First, they taught Pluribus to play poker by having it play against copies of themselves – a process known as self-playing. This is a commonly used technique for AI training, where the system is able to learn the game by trial and error; Hundreds of thousands of hands play against themselves. This training process was also remarkably efficient: Pluribus was created in just eight days with a 64-core server equipped with less than 512 GB of RAM. Training this program on cloud servers would only cost $ 150, making it a bargain compared to the one hundred thousand dollar price tag for other advanced systems.

To deal with the additional complexity of six players, Brown and Sandholm came up with an efficient way for the AI ​​to look ahead in the game and decide what action to take, a mechanism called the search function. Instead of trying to predict how his opponents would play until the end of the game (a calculation that would be incredibly complicated in just a few steps), Pluribus was designed to see only two or three moves ahead. This shortened approach was the & # 39; real breakthrough & # 39 ;, says Brown.

You might think that Pluribus is specifying a long-term strategy for short-term profit here, but in poker short-sighted wit is actually everything you need.

Pluribus, for example, was remarkably good at bluffing its opponents, with the pro & # 39; s playing against it, and praising the "ruthless consistency" and the way it took advantage of relatively thin hands. It was predictably unpredictable: fantastic quality in a poker player.

Brown says that this is only natural. We often think of bluffing as a unique characteristic of humans; something that relies on our ability to lie and mislead. But it is an art that can still be reduced to mathematically optimal strategies, he says. "The AI ​​does not see bluffing as misleading. It only sees the decision that it will make the most money in that specific situation," he says. "What we show is that an AI can bluff, and it can bluff better than any human."

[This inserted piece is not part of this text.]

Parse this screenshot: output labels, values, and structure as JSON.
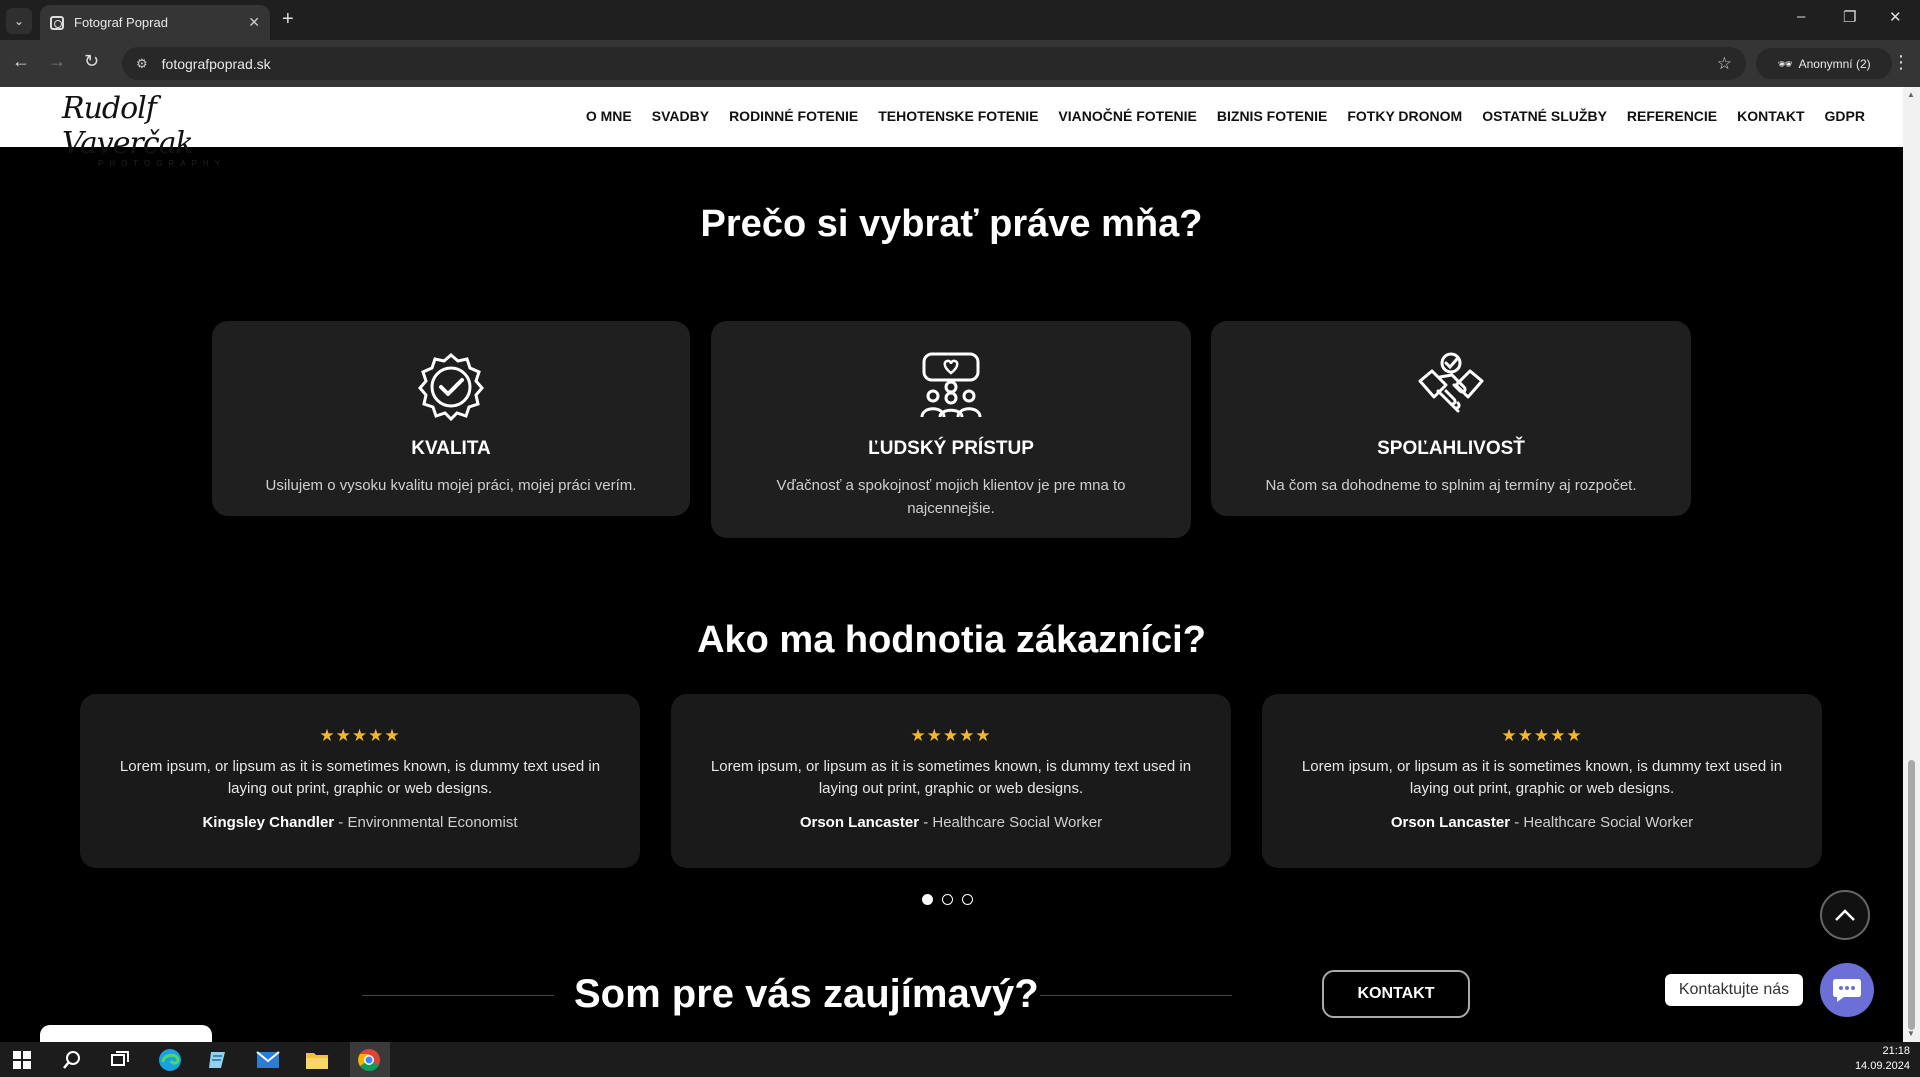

What does it mean then that an AI has definitively labeled man as the most popular poker game in the world? Well, as we have seen with previous AI victories, people can certainly learn from the computers. Some strategies that players are generally suspicious of (such as "bet on donk") Were embraced by the AI, suggesting that they could be more useful than previously thought." When I play the bot, I feel like I'm picking up something new to be incorporated into my game, "said poker pro Jimmy Chou.

There is also the hope that the techniques used to make Pluribus are transferable to other situations. Many scenarios in the real world resemble Texas Hold & # 39; em poker in the broadest sense of the word, meaning that they include multiple players, hidden information, and countless win-win results.

Advertisements

Brown and Sandholm hope that the methods they have demonstrated can therefore be applied to areas such as cyber security, fraud prevention and financial negotiations. "Even something like helping navigate through traffic with self-driving cars," says Brown.

Can we now consider poker as a "beaten" game?

Brown does not answer the question directly, but he does say that it is worth noting that Pluribus is a static program. After the first eight-day training period, the AI ​​was never updated or upgraded to better match its opponents' strategies. And during the 12 days it spent with the pro, they could never find a consistent weakness in the game. There was nothing to exploit. From the moment it started to gamble, Pluribus was at the top.